String rawurldecode (string str)

Returns a string of hundreds of semicolons (%) followed by two hexadecimal numbers. all strings are replaced with original characters.

Example 1. rawurldecode () example


Echo rawurldecode ('foo % 20bar % 40baz'); // foo bar @ baz

?>

However, one thing to note is that the strings decoded by urldecode () and rawurldecode () are encoded in the UTF-8 format, if the URL contains Chinese characters, and the page settings is not the UTF-8, the decoded string to convert, in order to display normally!

Another problem is that the obtained URL is not % nn n = {0 .. f} format, but % unnnn n = {0 .. f} format. at this time, using urldecode () and rawurldecode () cannot be decoded correctly, but the following function can be used to decode it correctly:

Function utf8RawUrlDecode ($ source)
{
$ DecodedStr = "";
$ Pos = 0;
$ Len = strlen ($ source );
While ($ pos <$ len ){
$ CharAt = substr ($ source, $ pos, 1 );
If ($ charAt = '% '){
$ Pos ++;
$ CharAt = substr ($ source, $ pos, 1 );
If ($ charAt = 'u '){
// We got a unicode character
$ Pos ++;
$ UnicodeHexVal = substr ($ source, $ pos, 4 );
$ Unicode = hexdec ($ unicodeHexVal );
$ Entity = "& #". $ unicode .';';
$ DecodedStr. = utf8_encode ($ entity );
$ Pos + = 4;
}
Else {
// We have an escaped ascii character
$ HexVal = substr ($ source, $ pos, 2 );
$ DecodedStr. = chr (hexdec ($ hexVal ));
$ Pos + = 2;
}
} Else {
$ DecodedStr. = $ charAt;
$ Pos ++;
}
}
Return $ decodedStr;
}
  

Contact Us

The content source of this page is from Internet, which doesn't represent Alibaba Cloud's opinion; products and services mentioned on that page don't have any relationship with Alibaba Cloud. If the content of the page makes you feel confusing, please write us an email, we will handle the problem within 5 days after receiving your email.
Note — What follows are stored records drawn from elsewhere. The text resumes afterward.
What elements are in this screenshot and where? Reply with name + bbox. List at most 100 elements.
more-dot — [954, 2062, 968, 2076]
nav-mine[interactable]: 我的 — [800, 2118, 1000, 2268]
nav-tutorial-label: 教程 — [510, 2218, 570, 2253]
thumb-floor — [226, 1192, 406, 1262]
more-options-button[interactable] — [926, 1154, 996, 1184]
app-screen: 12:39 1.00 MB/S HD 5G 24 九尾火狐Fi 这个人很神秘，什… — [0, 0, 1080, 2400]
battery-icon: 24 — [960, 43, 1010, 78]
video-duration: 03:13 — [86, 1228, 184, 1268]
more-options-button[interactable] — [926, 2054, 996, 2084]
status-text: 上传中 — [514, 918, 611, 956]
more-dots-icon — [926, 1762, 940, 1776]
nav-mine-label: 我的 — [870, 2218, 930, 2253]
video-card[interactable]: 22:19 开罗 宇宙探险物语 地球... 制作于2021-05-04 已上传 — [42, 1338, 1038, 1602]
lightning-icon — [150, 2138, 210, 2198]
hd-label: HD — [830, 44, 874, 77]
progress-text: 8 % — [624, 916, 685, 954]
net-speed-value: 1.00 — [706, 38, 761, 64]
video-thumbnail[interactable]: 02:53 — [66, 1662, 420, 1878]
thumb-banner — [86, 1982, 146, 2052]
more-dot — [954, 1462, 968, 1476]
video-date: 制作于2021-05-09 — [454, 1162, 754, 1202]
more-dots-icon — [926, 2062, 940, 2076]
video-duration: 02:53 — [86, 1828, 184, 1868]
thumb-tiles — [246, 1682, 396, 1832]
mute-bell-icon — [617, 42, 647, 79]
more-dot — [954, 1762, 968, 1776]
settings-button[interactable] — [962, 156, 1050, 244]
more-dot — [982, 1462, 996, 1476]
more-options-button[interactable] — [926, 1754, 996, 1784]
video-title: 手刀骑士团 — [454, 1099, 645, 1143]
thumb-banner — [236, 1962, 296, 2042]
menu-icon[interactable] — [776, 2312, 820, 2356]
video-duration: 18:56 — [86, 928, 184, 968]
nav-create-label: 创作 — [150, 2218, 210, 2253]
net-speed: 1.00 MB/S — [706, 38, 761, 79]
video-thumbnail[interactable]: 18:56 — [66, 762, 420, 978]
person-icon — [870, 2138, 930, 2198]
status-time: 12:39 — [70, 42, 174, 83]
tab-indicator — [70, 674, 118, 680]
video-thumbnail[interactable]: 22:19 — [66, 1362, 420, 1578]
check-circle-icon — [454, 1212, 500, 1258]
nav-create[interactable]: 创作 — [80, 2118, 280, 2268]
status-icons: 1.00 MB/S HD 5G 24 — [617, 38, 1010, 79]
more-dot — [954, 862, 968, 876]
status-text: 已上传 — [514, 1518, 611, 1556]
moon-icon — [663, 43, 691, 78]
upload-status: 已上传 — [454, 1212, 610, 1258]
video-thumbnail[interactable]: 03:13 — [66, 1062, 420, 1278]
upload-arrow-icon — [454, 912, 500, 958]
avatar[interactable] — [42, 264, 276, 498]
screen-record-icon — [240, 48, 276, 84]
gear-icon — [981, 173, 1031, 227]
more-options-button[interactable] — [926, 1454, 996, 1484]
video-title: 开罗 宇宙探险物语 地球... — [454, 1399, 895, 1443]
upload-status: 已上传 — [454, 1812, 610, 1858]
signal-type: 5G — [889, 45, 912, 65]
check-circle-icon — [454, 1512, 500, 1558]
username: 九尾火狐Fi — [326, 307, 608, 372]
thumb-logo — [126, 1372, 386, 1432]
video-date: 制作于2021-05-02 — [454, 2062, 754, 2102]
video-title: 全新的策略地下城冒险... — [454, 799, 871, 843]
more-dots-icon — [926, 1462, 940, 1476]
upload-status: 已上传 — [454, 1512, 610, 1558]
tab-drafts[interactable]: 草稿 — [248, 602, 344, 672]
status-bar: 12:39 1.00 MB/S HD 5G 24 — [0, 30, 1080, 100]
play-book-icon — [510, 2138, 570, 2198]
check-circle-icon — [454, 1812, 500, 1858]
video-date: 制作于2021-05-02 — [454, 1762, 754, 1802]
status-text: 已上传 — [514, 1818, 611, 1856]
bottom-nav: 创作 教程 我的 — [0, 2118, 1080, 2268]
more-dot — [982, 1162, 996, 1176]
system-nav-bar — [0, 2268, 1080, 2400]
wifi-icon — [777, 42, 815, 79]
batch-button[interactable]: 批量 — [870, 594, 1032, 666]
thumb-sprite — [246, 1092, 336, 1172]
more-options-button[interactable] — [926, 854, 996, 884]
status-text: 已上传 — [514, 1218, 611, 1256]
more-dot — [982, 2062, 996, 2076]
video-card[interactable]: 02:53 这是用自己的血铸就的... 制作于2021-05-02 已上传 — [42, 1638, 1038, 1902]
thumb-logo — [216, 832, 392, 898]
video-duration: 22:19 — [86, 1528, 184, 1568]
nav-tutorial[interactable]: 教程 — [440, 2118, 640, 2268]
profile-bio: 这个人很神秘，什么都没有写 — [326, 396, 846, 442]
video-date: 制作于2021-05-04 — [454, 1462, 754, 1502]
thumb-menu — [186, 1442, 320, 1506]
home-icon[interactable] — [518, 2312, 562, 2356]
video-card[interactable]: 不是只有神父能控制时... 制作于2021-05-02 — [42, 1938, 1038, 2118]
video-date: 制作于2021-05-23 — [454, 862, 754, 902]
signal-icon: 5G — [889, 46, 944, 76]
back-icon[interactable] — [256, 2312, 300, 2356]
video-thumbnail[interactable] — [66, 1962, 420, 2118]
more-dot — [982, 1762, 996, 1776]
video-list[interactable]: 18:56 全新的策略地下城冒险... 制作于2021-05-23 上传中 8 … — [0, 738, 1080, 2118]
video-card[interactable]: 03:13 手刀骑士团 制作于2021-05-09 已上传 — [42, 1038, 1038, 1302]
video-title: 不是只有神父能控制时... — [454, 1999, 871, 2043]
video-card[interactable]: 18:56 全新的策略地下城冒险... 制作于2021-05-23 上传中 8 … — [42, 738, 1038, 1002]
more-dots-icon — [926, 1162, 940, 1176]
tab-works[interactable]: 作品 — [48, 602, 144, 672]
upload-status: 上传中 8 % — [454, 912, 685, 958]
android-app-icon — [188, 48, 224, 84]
If you find any instances of plagiarism from the community, please send an email to: info-contact@alibabacloud.com and provide relevant evidence. A staff member will contact you within 5 working days.

A Free Trial That Lets You Build Big!

Start building with 50+ products and up to 12 months usage for Elastic Compute Service

  • Sales Support

    1 on 1 presale consultation

  • After-Sales Support

    24/7 Technical Support 6 Free Tickets per Quarter Faster Response

  • Alibaba Cloud offers highly flexible support services tailored to meet your exact needs.